L'oiseau n'explique pas, non plus, en quoi et pourquoi des «actionnaires minoritaires qui avaient saisi la justice» se sentent lésés. Il confond également troc et prédation, en laissant entendre que le fait de ne pas débourser de cash revient à ne pas payer. Deux semaines plus tard, le 11 mars, «l'économie» orchestrée par Jean-Marie Messier n'est plus que de «14 milliards», d'ailleurs, déduction faite des «7 milliards» finalement déboursés. Le Canard n'est pas plus explicite sur l'échange d'actions de Havas.

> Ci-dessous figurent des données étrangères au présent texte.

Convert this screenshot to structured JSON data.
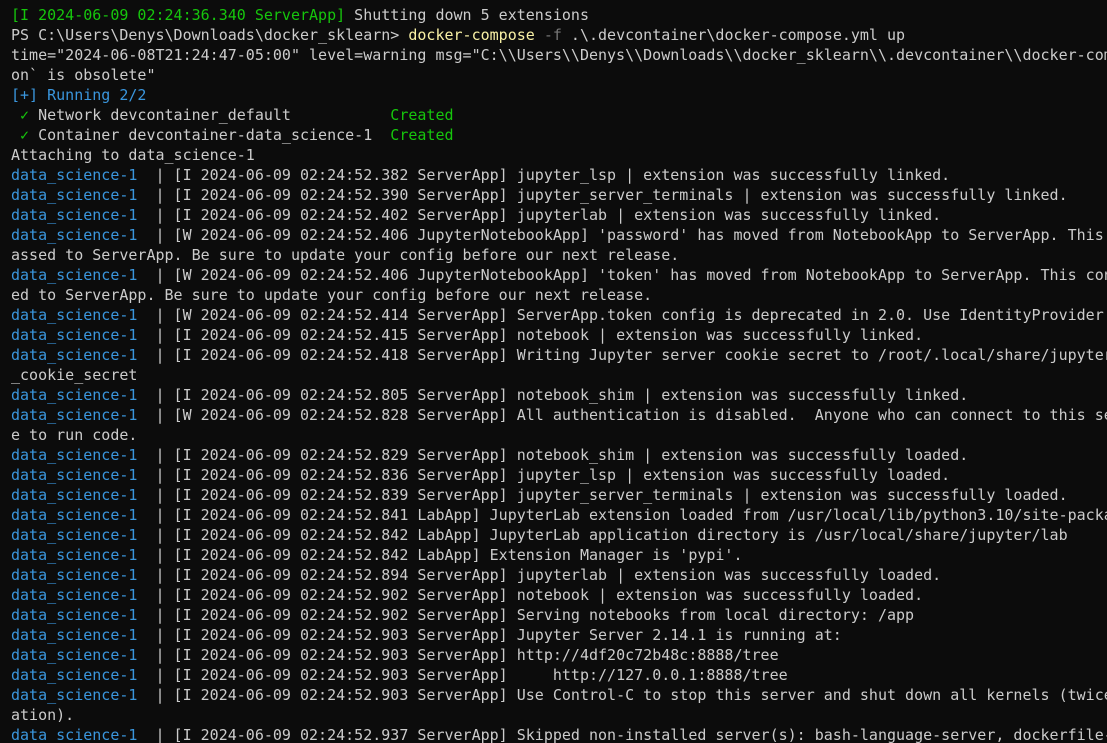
{
  "terminal": {
    "lines": [
      {
        "segs": [
          {
            "t": "[I 2024-06-09 02:24:36.340 ServerApp]",
            "c": "green"
          },
          {
            "t": " Shutting down 5 extensions",
            "c": "default"
          }
        ]
      },
      {
        "segs": [
          {
            "t": "PS C:\\Users\\Denys\\Downloads\\docker_sklearn> ",
            "c": "default"
          },
          {
            "t": "docker-compose",
            "c": "yellow"
          },
          {
            "t": " -f",
            "c": "gray"
          },
          {
            "t": " .\\.devcontainer\\docker-compose.yml up",
            "c": "default"
          }
        ]
      },
      {
        "segs": [
          {
            "t": "time=\"2024-06-08T21:24:47-05:00\" level=warning msg=\"C:\\\\Users\\\\Denys\\\\Downloads\\\\docker_sklearn\\\\.devcontainer\\\\docker-com",
            "c": "default"
          }
        ]
      },
      {
        "segs": [
          {
            "t": "on` is obsolete\"",
            "c": "default"
          }
        ]
      },
      {
        "segs": [
          {
            "t": "[+] Running 2/2",
            "c": "blue"
          }
        ]
      },
      {
        "segs": [
          {
            "t": " ✓",
            "c": "green"
          },
          {
            "t": " Network devcontainer_default           ",
            "c": "default"
          },
          {
            "t": "Created",
            "c": "green"
          }
        ]
      },
      {
        "segs": [
          {
            "t": " ✓",
            "c": "green"
          },
          {
            "t": " Container devcontainer-data_science-1  ",
            "c": "default"
          },
          {
            "t": "Created",
            "c": "green"
          }
        ]
      },
      {
        "segs": [
          {
            "t": "Attaching to data_science-1",
            "c": "default"
          }
        ]
      },
      {
        "segs": [
          {
            "t": "data_science-1",
            "c": "blue"
          },
          {
            "t": "  | [I 2024-06-09 02:24:52.382 ServerApp] jupyter_lsp | extension was successfully linked.",
            "c": "default"
          }
        ]
      },
      {
        "segs": [
          {
            "t": "data_science-1",
            "c": "blue"
          },
          {
            "t": "  | [I 2024-06-09 02:24:52.390 ServerApp] jupyter_server_terminals | extension was successfully linked.",
            "c": "default"
          }
        ]
      },
      {
        "segs": [
          {
            "t": "data_science-1",
            "c": "blue"
          },
          {
            "t": "  | [I 2024-06-09 02:24:52.402 ServerApp] jupyterlab | extension was successfully linked.",
            "c": "default"
          }
        ]
      },
      {
        "segs": [
          {
            "t": "data_science-1",
            "c": "blue"
          },
          {
            "t": "  | [W 2024-06-09 02:24:52.406 JupyterNotebookApp] 'password' has moved from NotebookApp to ServerApp. This",
            "c": "default"
          }
        ]
      },
      {
        "segs": [
          {
            "t": "assed to ServerApp. Be sure to update your config before our next release.",
            "c": "default"
          }
        ]
      },
      {
        "segs": [
          {
            "t": "data_science-1",
            "c": "blue"
          },
          {
            "t": "  | [W 2024-06-09 02:24:52.406 JupyterNotebookApp] 'token' has moved from NotebookApp to ServerApp. This con",
            "c": "default"
          }
        ]
      },
      {
        "segs": [
          {
            "t": "ed to ServerApp. Be sure to update your config before our next release.",
            "c": "default"
          }
        ]
      },
      {
        "segs": [
          {
            "t": "data_science-1",
            "c": "blue"
          },
          {
            "t": "  | [W 2024-06-09 02:24:52.414 ServerApp] ServerApp.token config is deprecated in 2.0. Use IdentityProvider.",
            "c": "default"
          }
        ]
      },
      {
        "segs": [
          {
            "t": "data_science-1",
            "c": "blue"
          },
          {
            "t": "  | [I 2024-06-09 02:24:52.415 ServerApp] notebook | extension was successfully linked.",
            "c": "default"
          }
        ]
      },
      {
        "segs": [
          {
            "t": "data_science-1",
            "c": "blue"
          },
          {
            "t": "  | [I 2024-06-09 02:24:52.418 ServerApp] Writing Jupyter server cookie secret to /root/.local/share/jupyter",
            "c": "default"
          }
        ]
      },
      {
        "segs": [
          {
            "t": "_cookie_secret",
            "c": "default"
          }
        ]
      },
      {
        "segs": [
          {
            "t": "data_science-1",
            "c": "blue"
          },
          {
            "t": "  | [I 2024-06-09 02:24:52.805 ServerApp] notebook_shim | extension was successfully linked.",
            "c": "default"
          }
        ]
      },
      {
        "segs": [
          {
            "t": "data_science-1",
            "c": "blue"
          },
          {
            "t": "  | [W 2024-06-09 02:24:52.828 ServerApp] All authentication is disabled.  Anyone who can connect to this se",
            "c": "default"
          }
        ]
      },
      {
        "segs": [
          {
            "t": "e to run code.",
            "c": "default"
          }
        ]
      },
      {
        "segs": [
          {
            "t": "data_science-1",
            "c": "blue"
          },
          {
            "t": "  | [I 2024-06-09 02:24:52.829 ServerApp] notebook_shim | extension was successfully loaded.",
            "c": "default"
          }
        ]
      },
      {
        "segs": [
          {
            "t": "data_science-1",
            "c": "blue"
          },
          {
            "t": "  | [I 2024-06-09 02:24:52.836 ServerApp] jupyter_lsp | extension was successfully loaded.",
            "c": "default"
          }
        ]
      },
      {
        "segs": [
          {
            "t": "data_science-1",
            "c": "blue"
          },
          {
            "t": "  | [I 2024-06-09 02:24:52.839 ServerApp] jupyter_server_terminals | extension was successfully loaded.",
            "c": "default"
          }
        ]
      },
      {
        "segs": [
          {
            "t": "data_science-1",
            "c": "blue"
          },
          {
            "t": "  | [I 2024-06-09 02:24:52.841 LabApp] JupyterLab extension loaded from /usr/local/lib/python3.10/site-packa",
            "c": "default"
          }
        ]
      },
      {
        "segs": [
          {
            "t": "data_science-1",
            "c": "blue"
          },
          {
            "t": "  | [I 2024-06-09 02:24:52.842 LabApp] JupyterLab application directory is /usr/local/share/jupyter/lab",
            "c": "default"
          }
        ]
      },
      {
        "segs": [
          {
            "t": "data_science-1",
            "c": "blue"
          },
          {
            "t": "  | [I 2024-06-09 02:24:52.842 LabApp] Extension Manager is 'pypi'.",
            "c": "default"
          }
        ]
      },
      {
        "segs": [
          {
            "t": "data_science-1",
            "c": "blue"
          },
          {
            "t": "  | [I 2024-06-09 02:24:52.894 ServerApp] jupyterlab | extension was successfully loaded.",
            "c": "default"
          }
        ]
      },
      {
        "segs": [
          {
            "t": "data_science-1",
            "c": "blue"
          },
          {
            "t": "  | [I 2024-06-09 02:24:52.902 ServerApp] notebook | extension was successfully loaded.",
            "c": "default"
          }
        ]
      },
      {
        "segs": [
          {
            "t": "data_science-1",
            "c": "blue"
          },
          {
            "t": "  | [I 2024-06-09 02:24:52.902 ServerApp] Serving notebooks from local directory: /app",
            "c": "default"
          }
        ]
      },
      {
        "segs": [
          {
            "t": "data_science-1",
            "c": "blue"
          },
          {
            "t": "  | [I 2024-06-09 02:24:52.903 ServerApp] Jupyter Server 2.14.1 is running at:",
            "c": "default"
          }
        ]
      },
      {
        "segs": [
          {
            "t": "data_science-1",
            "c": "blue"
          },
          {
            "t": "  | [I 2024-06-09 02:24:52.903 ServerApp] http://4df20c72b48c:8888/tree",
            "c": "default"
          }
        ]
      },
      {
        "segs": [
          {
            "t": "data_science-1",
            "c": "blue"
          },
          {
            "t": "  | [I 2024-06-09 02:24:52.903 ServerApp]     http://127.0.0.1:8888/tree",
            "c": "default"
          }
        ]
      },
      {
        "segs": [
          {
            "t": "data_science-1",
            "c": "blue"
          },
          {
            "t": "  | [I 2024-06-09 02:24:52.903 ServerApp] Use Control-C to stop this server and shut down all kernels (twice",
            "c": "default"
          }
        ]
      },
      {
        "segs": [
          {
            "t": "ation).",
            "c": "default"
          }
        ]
      },
      {
        "segs": [
          {
            "t": "data_science-1",
            "c": "blue"
          },
          {
            "t": "  | [I 2024-06-09 02:24:52.937 ServerApp] Skipped non-installed server(s): bash-language-server, dockerfile-",
            "c": "default"
          }
        ]
      }
    ]
  },
  "colors": {
    "background": "#0c0c0c",
    "default": "#cccccc",
    "green": "#16c60c",
    "blue": "#3a96dd",
    "yellow": "#f9f1a5",
    "gray": "#767676"
  }
}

Pour résumer, Le Canard enchaîné n'a rien révélé de pertinent et de constructif sur Vivendi, dans une centaine de numéros passés en revue. Il s'est seulement contenté de prendre le contre-pied mal argumenté de l’excès d'enthousiasme des médias pour Jean-Marie Messier. De plus, la vingtaine d'articles repérés présentent tous des bogues journalistiques. A leur lecture, il faut à la fois en déduire que Vivendi gagne trop d'argent, et que son action ne vaut plus rien, puisque les dégringolades de ses cours s'accumulent.

Tant d’imprécisions et d'informations montées en épingle, donnent la mesure du service rendu par Le Canard enchaîné à une France inquiète de voir de plus en plus de journaux dépendre des pouvoirs de l'argent. Le flou, le manque de données recueillies sur le terrain est tel, que les jets de plumes sont généralement vains. Le fleuron le plus «indépendant» de la presse française peut mieux faire pour être davantage un contre-pouvoir de nos multinationales, que les publications contrôlées par celles-ci.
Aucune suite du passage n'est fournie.